As a direct result of Garland’s memo, the report found that federal law enforcement used “counterterrorism resources to investigate protected First Amendment activity.” The FBI later revealed that it had “opened 25 ‘Guardian assessments’ with the EDUOFFICIALS threat tag.” Of these 25 investigations, “the FBI determined that only one warranted opening a ‘Full Investigation,’ and referred the majority of the remaining cases to state and local authorities. There have still been no federal prosecutions.”
The report went on to note that “[t]he overwhelming majority of judicial districts reported not having heard of any instances of threats or violence being levied at school board officials.
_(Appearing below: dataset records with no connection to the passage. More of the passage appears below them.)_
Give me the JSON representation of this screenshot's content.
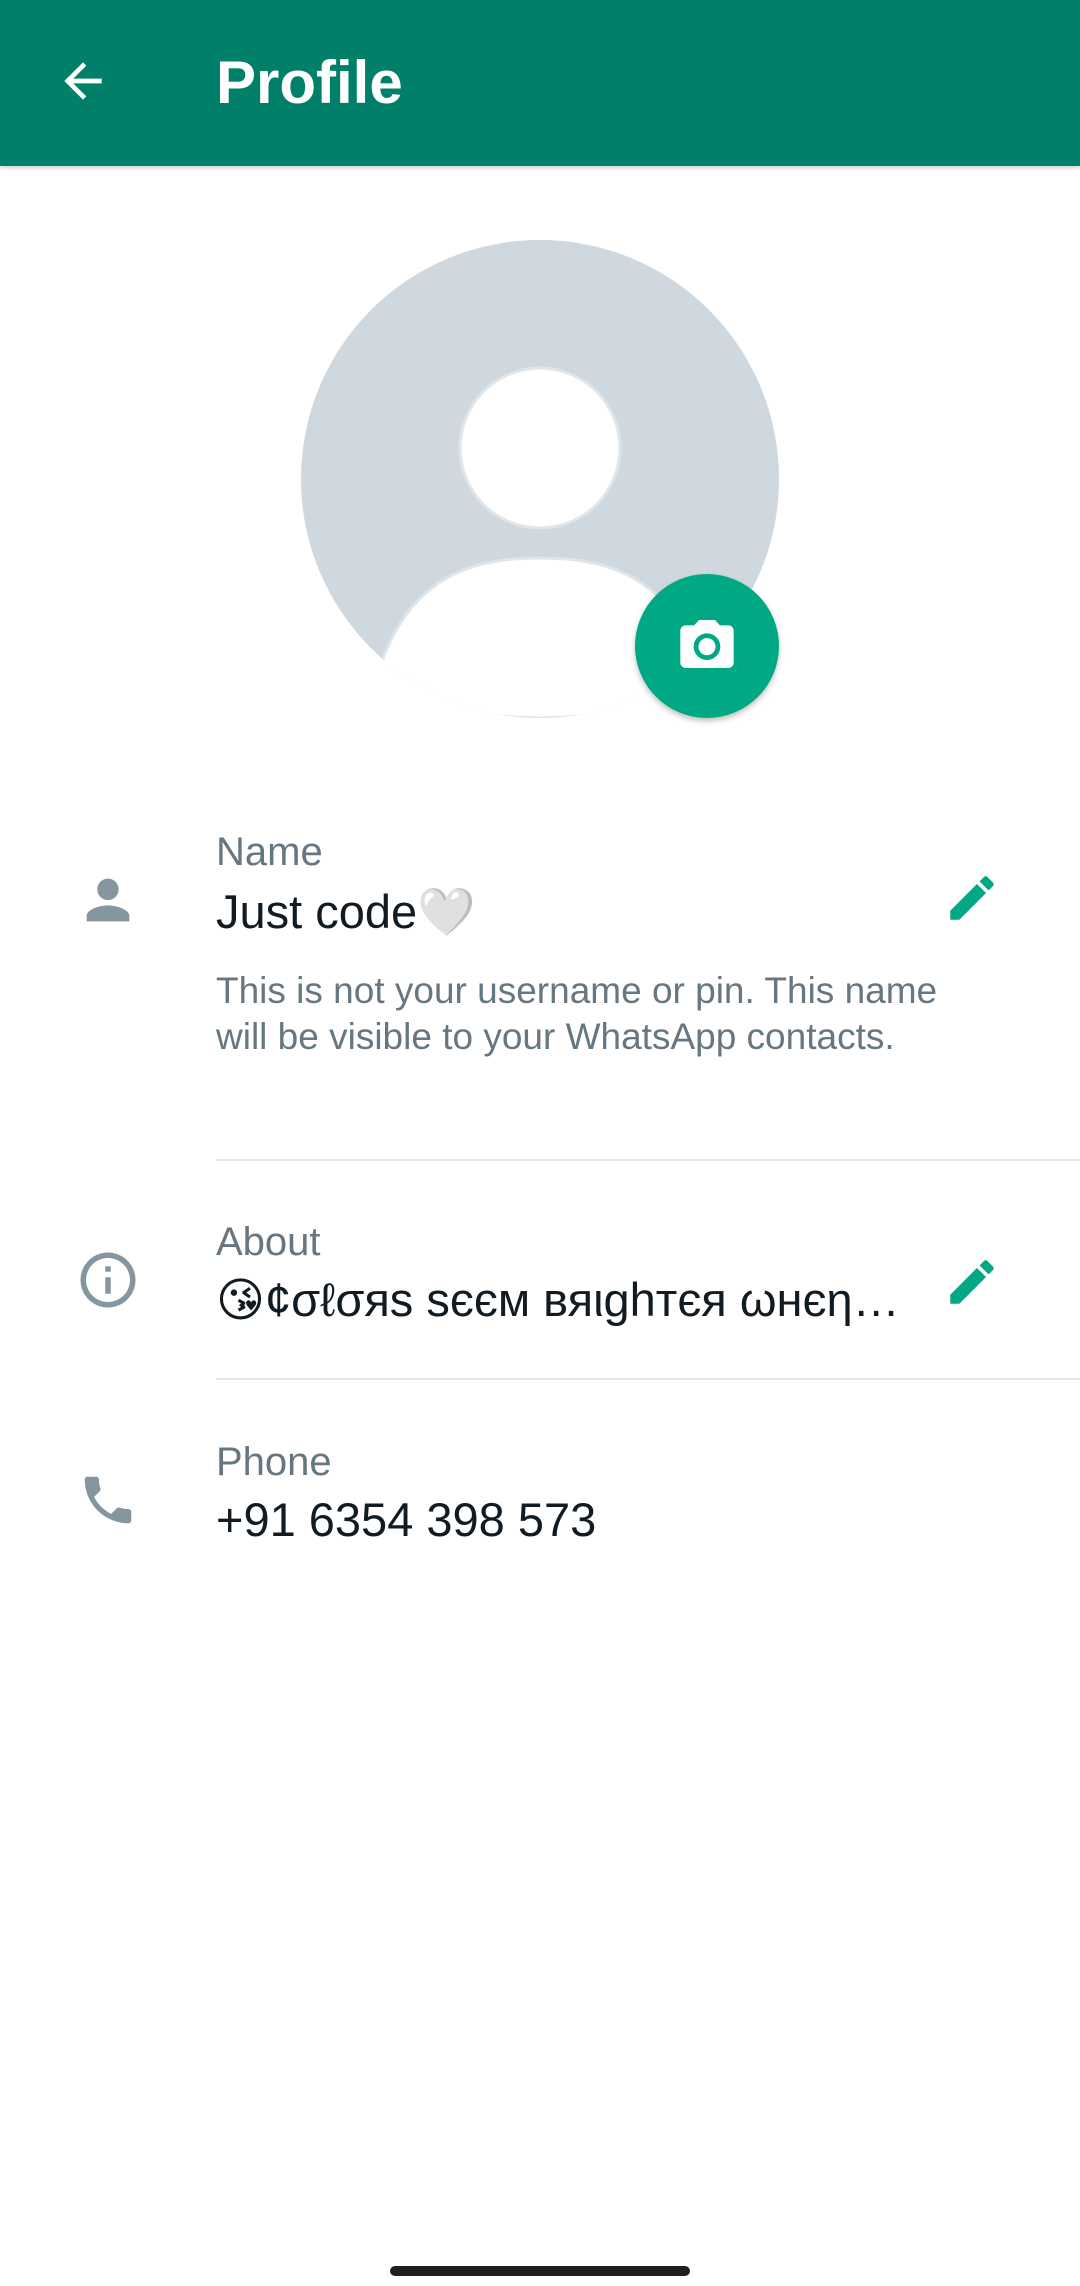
{
  "header": {
    "title": "Profile"
  },
  "profile": {
    "name_label": "Name",
    "name_value": "Just code🤍",
    "name_hint": "This is not your username or pin. This name will be visible to your WhatsApp contacts.",
    "about_label": "About",
    "about_value": "😘¢σℓσяѕ ѕєєм вяιghтєя ωнєη…",
    "phone_label": "Phone",
    "phone_value": "+91 6354 398 573"
  },
  "icons": {
    "back": "arrow-left-icon",
    "camera": "camera-icon",
    "person": "person-icon",
    "info": "info-icon",
    "phone": "phone-icon",
    "edit": "pencil-icon"
  },
  "colors": {
    "app_bar": "#008069",
    "accent": "#00a884",
    "secondary_text": "#667781",
    "primary_text": "#111b21",
    "icon_gray": "#8696a0",
    "avatar_bg": "#cfd8df"
  }
}
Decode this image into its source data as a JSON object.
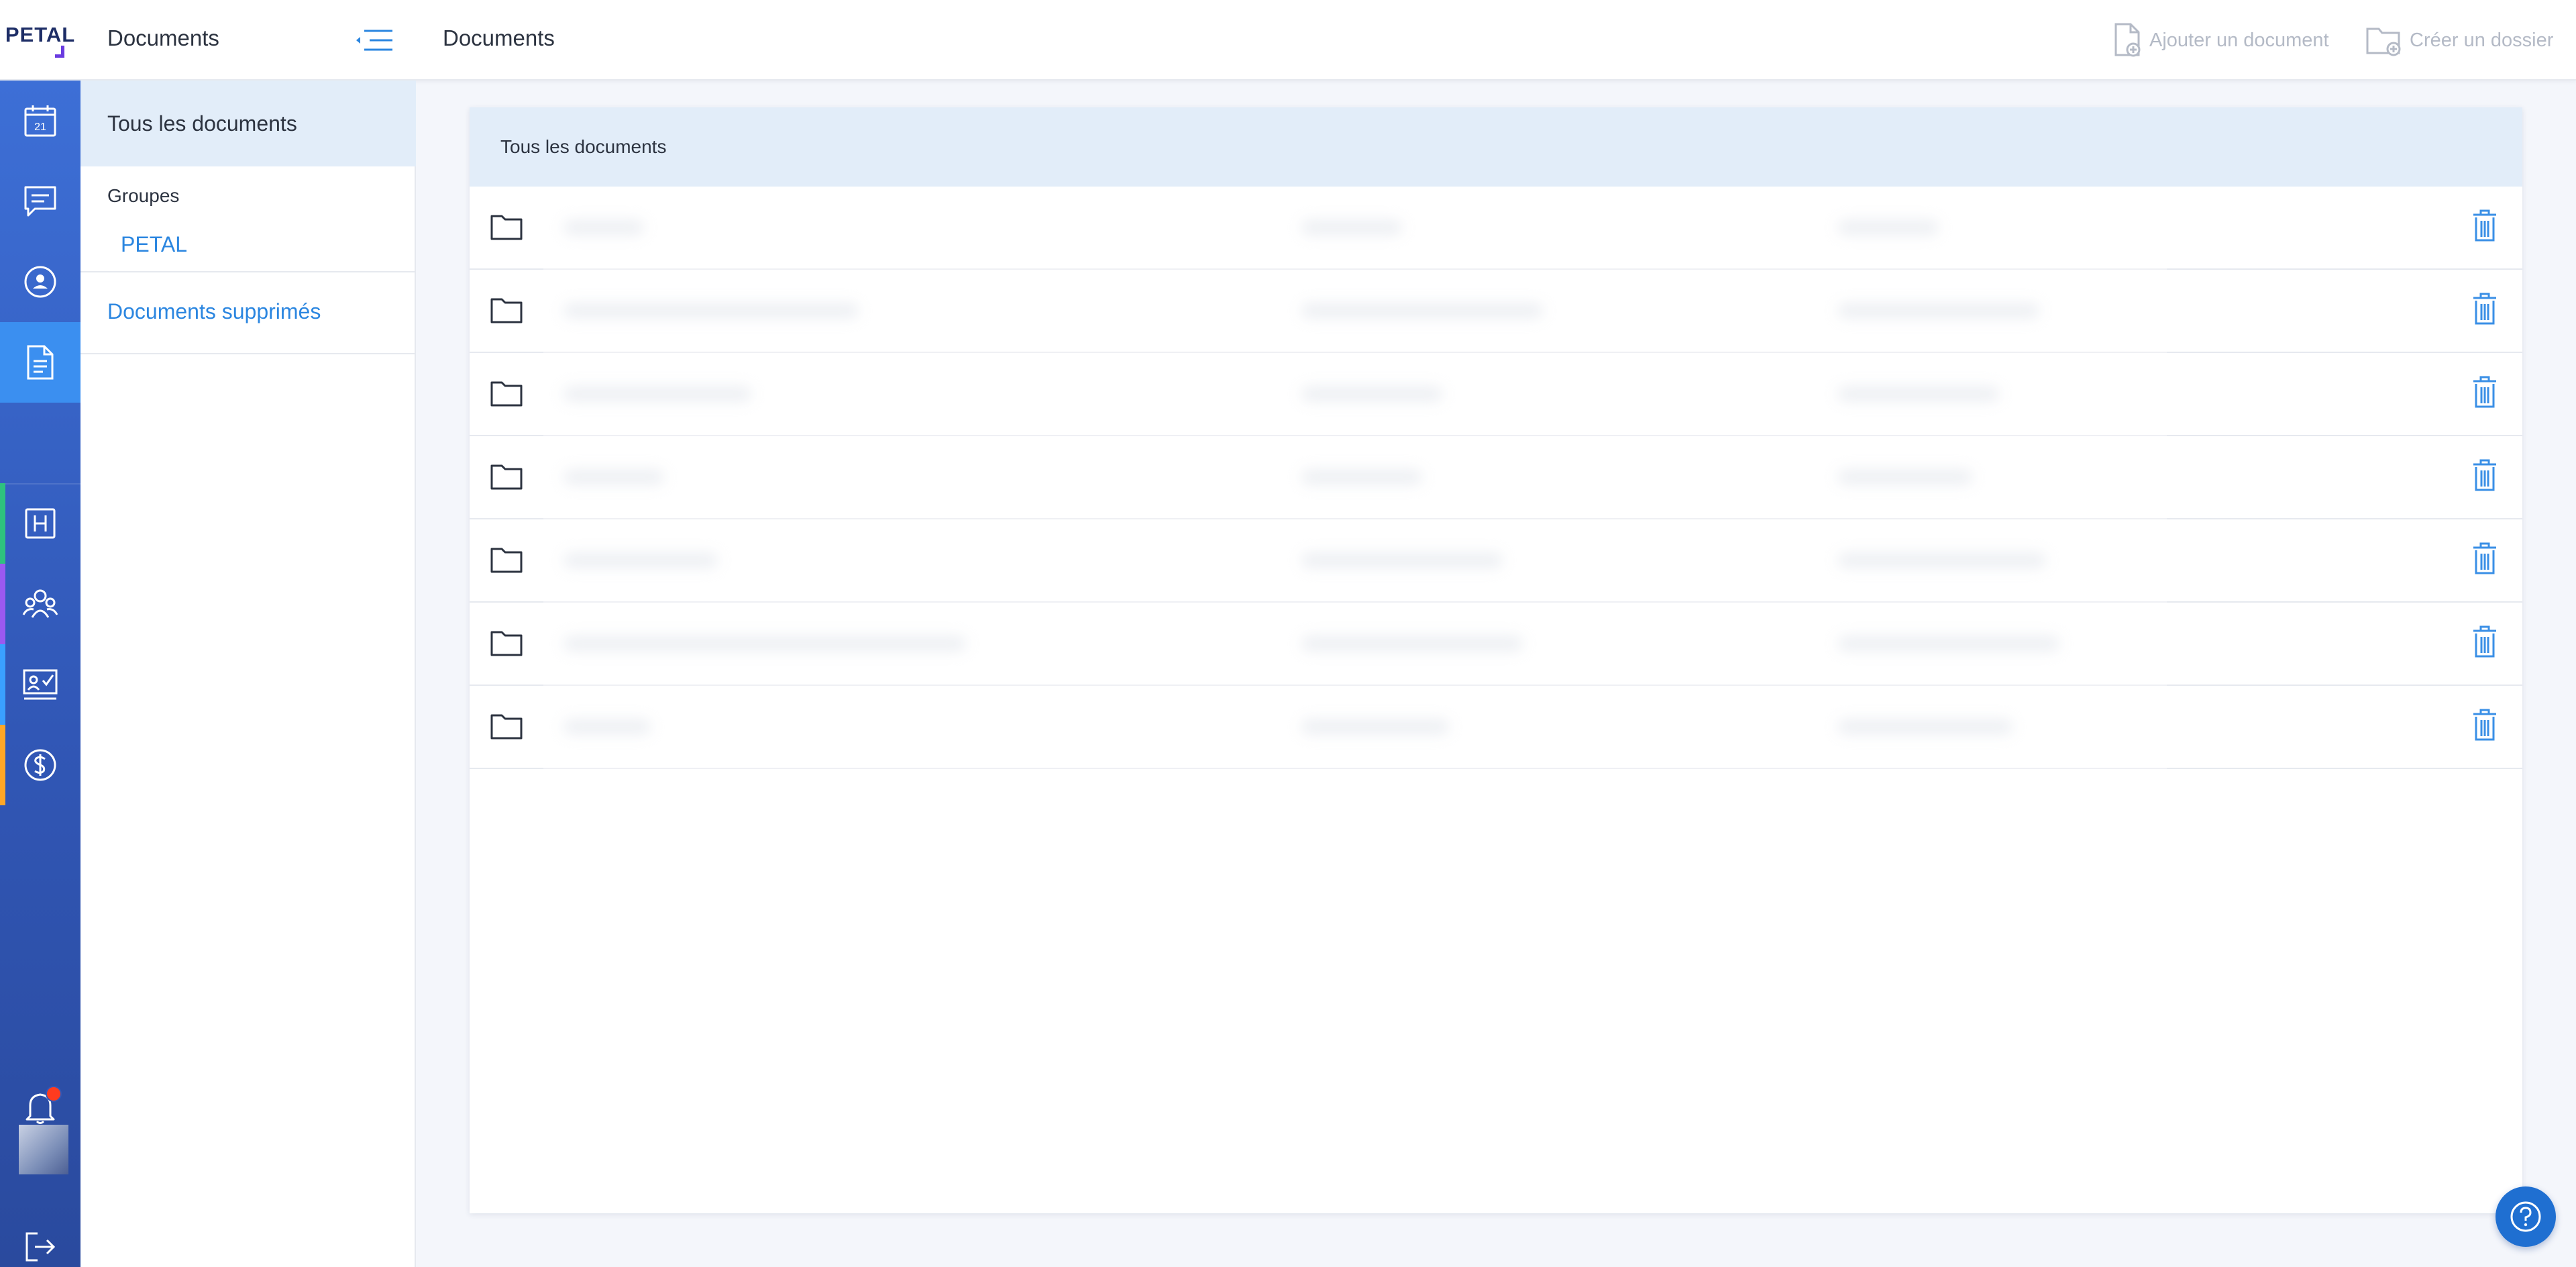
{
  "brand": {
    "logo_text": "PETAL"
  },
  "header": {
    "panel_title": "Documents",
    "page_title": "Documents",
    "actions": {
      "add_document": "Ajouter un document",
      "create_folder": "Créer un dossier"
    }
  },
  "rail": {
    "items": [
      {
        "icon": "calendar-icon",
        "label": "21"
      },
      {
        "icon": "chat-icon"
      },
      {
        "icon": "user-circle-icon"
      },
      {
        "icon": "document-icon",
        "active": true
      },
      {
        "icon": "blank"
      },
      {
        "icon": "hospital-icon",
        "accent": "#2ec27e"
      },
      {
        "icon": "team-icon",
        "accent": "#9b59f0"
      },
      {
        "icon": "checklist-icon",
        "accent": "#3aa0ff"
      },
      {
        "icon": "dollar-icon",
        "accent": "#ffa726"
      }
    ],
    "bottom": {
      "notification_icon": "bell-icon",
      "logout_icon": "logout-icon"
    }
  },
  "sidebar": {
    "all_documents": "Tous les documents",
    "groups_label": "Groupes",
    "groups": [
      "PETAL"
    ],
    "deleted": "Documents supprimés"
  },
  "main": {
    "card_title": "Tous les documents",
    "row_count": 7
  },
  "colors": {
    "rail_top": "#3d6fd6",
    "rail_active": "#3b8ff0",
    "link": "#2b86e0",
    "selected_bg": "#e2edf9",
    "help_button": "#1f6fd1",
    "notification": "#ff3b1f"
  }
}
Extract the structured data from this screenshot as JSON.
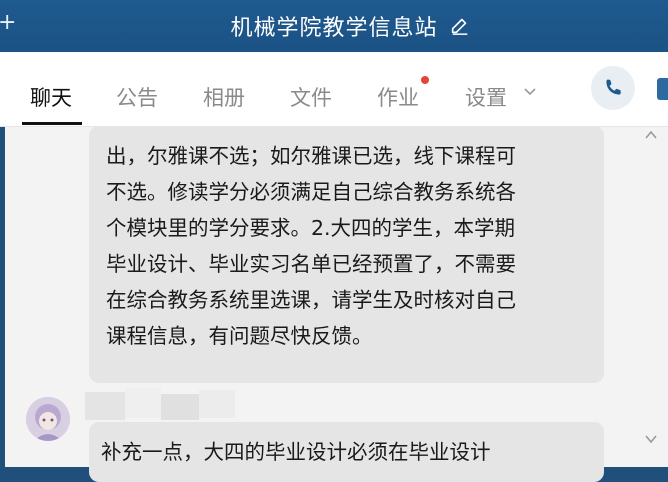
{
  "window": {
    "title": "机械学院教学信息站",
    "plus_glyph": "+"
  },
  "tabs": [
    {
      "label": "聊天",
      "active": true
    },
    {
      "label": "公告",
      "active": false
    },
    {
      "label": "相册",
      "active": false
    },
    {
      "label": "文件",
      "active": false
    },
    {
      "label": "作业",
      "active": false,
      "has_notification_dot": true
    },
    {
      "label": "设置",
      "active": false,
      "has_dropdown": true
    }
  ],
  "messages": [
    {
      "lines": [
        "出，尔雅课不选；如尔雅课已选，线下课程可",
        "不选。修读学分必须满足自己综合教务系统各",
        "个模块里的学分要求。2.大四的学生，本学期",
        "毕业设计、毕业实习名单已经预置了，不需要",
        "在综合教务系统里选课，请学生及时核对自己",
        "课程信息，有问题尽快反馈。"
      ]
    },
    {
      "partial_line": "补充一点，大四的毕业设计必须在毕业设计"
    }
  ],
  "icons": {
    "edit": "edit-pencil-icon",
    "call": "phone-icon",
    "dropdown": "chevron-down-icon",
    "scroll_up": "chevron-up-icon",
    "scroll_down": "chevron-down-icon"
  },
  "colors": {
    "titlebar": "#1e5a8e",
    "bubble": "#e5e5e5",
    "notification_dot": "#e8433a",
    "call_icon": "#1e5a8e"
  }
}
One U.S. Attorney reported that threats against school officials was ‘described by some as a manufactured issue.’” It also observed that local law enforcement officials around the country “warned of ‘misapplied’ federal law-enforcement priorities, and local officials generally opposed federal intervention at local school board meetings.”
The subcommittee report concluded that the DOJ failed to perform “any due diligence prior to the issuance of the Attorney General’s memorandum.” If the department had done this, the report asserts, “it would have understood clearly and forcefully that federal intervention was unwarranted.” As a result, the report noted, “parents around the country had FBI ‘assessments’ opened into them.”
Lawmakers on Capitol Hill like Congressman Matt Rosendale (R-Mont.) are conveying relief at the prospect Garland’s potential exit in 2025.
“I think this demonstrates to people across our country how fortunate we are that Merrick Garland is not sitting on the Supreme Court bench right now, because that was what was proposed under the Obama administration,” he observed on “Washington Watch with Tony Perkins” Wednesday. “And then he would be making these decisions for life right now. As problematic as this is, at least we can assume that as soon as the Biden administration term has ended, that Merrick Garland’s term also will end.”
Meg Kilgannon, senior fellow for Education Studies at Family Research Council, expressed alarm at the report’s findings while also encouraging resolve on the part of parents.
“This report confirms all our worst suspicions,” she told The Washington Stand. “The degree to which the government has been used to attack parents at the behest of education bureaucrats who are supposed to serve children and families cannot be overstated. Parents knew this by instinct — that the powerful were working together to advance their own interests instead of working for the good of children and families. And they have no problem exercising Gestapo-like tactics on parents, while advancing progressive policies inside schools that amount to lawless chaos for children and teachers.”
“Christians must engage — we must not allow ourselves to be intimidated by these tactics,” Kilgannon concluded.
Dan Hart is senior editor at The Washington Stand.